Apple has had to make some big changes to accommodate Europe’s Digital Markets Act – even if those changes seem exceedingly unlikely to have gone far enough. But for now, at least, the company is safe from similar antitrust legislation in South Korea …
Europe’s Digital Markets Act
The European Union’s Digital Markets Act (DMA) is a piece of antitrust legislation aimed at tech companies with dominant market positions. The goal is to increase competition in the sector by removing some of the advantages held by tech giants, and to make it easier for startups to compete.
Apple was deemed to have a dominant position in app sales, but not in messaging. That meant the company had to permit competing app stores. The company has done so, though on terms which are unlikely to satisfy the EU.
Similar Korean legislation stalled
South Korea had looked set to introduce very similar legislation, but The New York Times reports that this has now stalled.
The Korea Fair Trade Commission, with the backing of President Yoon Suk Yeol, said in December that it planned to make a proposal modeled after the 2022 Digital Markets Act, the European Union’s landmark law to rein in American tech giants. This bill also seemed to target South Korea’s own internet conglomerates just as much as the Alphabets, Apples and Metas of the world.
The commission said the law would designate certain companies as dominant platforms and limit their ability to use strongholds in one online business to expand into new areas.
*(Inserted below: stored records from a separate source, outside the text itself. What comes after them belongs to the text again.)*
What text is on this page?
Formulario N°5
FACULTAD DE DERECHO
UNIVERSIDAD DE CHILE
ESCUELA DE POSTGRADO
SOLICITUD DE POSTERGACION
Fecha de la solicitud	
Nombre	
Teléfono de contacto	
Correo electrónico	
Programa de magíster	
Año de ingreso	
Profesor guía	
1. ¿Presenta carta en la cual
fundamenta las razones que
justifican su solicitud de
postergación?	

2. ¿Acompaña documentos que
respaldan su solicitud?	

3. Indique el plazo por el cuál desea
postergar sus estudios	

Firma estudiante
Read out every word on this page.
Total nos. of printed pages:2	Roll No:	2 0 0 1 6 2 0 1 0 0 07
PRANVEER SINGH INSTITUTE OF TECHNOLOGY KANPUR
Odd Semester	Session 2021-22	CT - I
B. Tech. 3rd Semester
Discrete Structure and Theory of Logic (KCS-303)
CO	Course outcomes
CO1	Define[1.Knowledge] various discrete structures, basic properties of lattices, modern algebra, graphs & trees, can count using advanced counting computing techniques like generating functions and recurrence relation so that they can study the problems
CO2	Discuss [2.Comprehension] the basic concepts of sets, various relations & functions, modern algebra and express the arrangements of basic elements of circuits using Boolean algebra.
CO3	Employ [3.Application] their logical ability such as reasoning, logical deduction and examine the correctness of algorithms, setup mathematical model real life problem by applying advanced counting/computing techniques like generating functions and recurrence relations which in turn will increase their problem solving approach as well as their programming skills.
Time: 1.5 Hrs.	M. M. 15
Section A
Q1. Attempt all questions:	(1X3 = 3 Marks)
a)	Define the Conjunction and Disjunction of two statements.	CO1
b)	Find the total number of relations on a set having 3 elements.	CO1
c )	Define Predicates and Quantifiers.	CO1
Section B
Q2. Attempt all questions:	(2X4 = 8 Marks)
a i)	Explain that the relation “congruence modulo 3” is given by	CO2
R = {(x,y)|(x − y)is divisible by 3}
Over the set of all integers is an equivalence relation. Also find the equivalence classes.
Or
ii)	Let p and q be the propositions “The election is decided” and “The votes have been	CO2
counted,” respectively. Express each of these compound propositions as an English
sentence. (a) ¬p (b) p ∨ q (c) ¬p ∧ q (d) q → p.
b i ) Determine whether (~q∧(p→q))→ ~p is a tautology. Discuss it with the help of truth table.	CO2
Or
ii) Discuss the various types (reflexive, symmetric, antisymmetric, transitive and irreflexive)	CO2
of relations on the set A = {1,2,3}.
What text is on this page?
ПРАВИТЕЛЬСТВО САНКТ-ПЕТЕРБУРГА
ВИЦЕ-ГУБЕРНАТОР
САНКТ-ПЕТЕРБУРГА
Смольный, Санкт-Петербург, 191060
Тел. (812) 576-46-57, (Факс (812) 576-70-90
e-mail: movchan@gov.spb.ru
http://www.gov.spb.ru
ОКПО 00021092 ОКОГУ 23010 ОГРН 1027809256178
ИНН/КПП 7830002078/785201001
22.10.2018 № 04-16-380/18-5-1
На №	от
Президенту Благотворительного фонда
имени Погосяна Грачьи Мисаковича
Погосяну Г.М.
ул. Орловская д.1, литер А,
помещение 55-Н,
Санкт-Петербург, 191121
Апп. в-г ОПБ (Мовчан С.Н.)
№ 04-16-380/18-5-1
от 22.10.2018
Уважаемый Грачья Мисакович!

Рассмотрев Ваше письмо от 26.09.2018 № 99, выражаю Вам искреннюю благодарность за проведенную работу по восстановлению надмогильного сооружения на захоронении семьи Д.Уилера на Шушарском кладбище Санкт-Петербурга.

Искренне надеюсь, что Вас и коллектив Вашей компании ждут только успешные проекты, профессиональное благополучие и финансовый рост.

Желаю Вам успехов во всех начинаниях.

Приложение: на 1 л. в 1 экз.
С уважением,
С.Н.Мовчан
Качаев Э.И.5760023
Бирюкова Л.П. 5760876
Then last week, the agency suddenly shifted course. After a furious backlash from South Korean industry lobbyists and consumers, and even the U.S. government, the Fair Trade Commission said it would delay the bill’s formal introduction to solicit more opinions.
It’s not clear when, or even if, the bill will advance.
The reason for the backlash? A number of large Korean companies were concerned that they would be hit.
In South Korea, Naver, not Google, is the preferred search engine and map service. Coupang has emerged as the dominant player in e-commerce with efficient deliveries, and Kakao is a ubiquitous messaging service in the country, with a stronghold in ride hailing.
K-Internet chairman Park Seong-ho is one of those opposing the legislation, arguing that competition will solve any imbalance.
“A dominant platform here will be replaced by another in a matter of years, and this cycle will repeat,” Mr. Park said. “It’s like prematurely preventing a large, strong student with the potential to become an athlete from training out of fear he will become a bully.”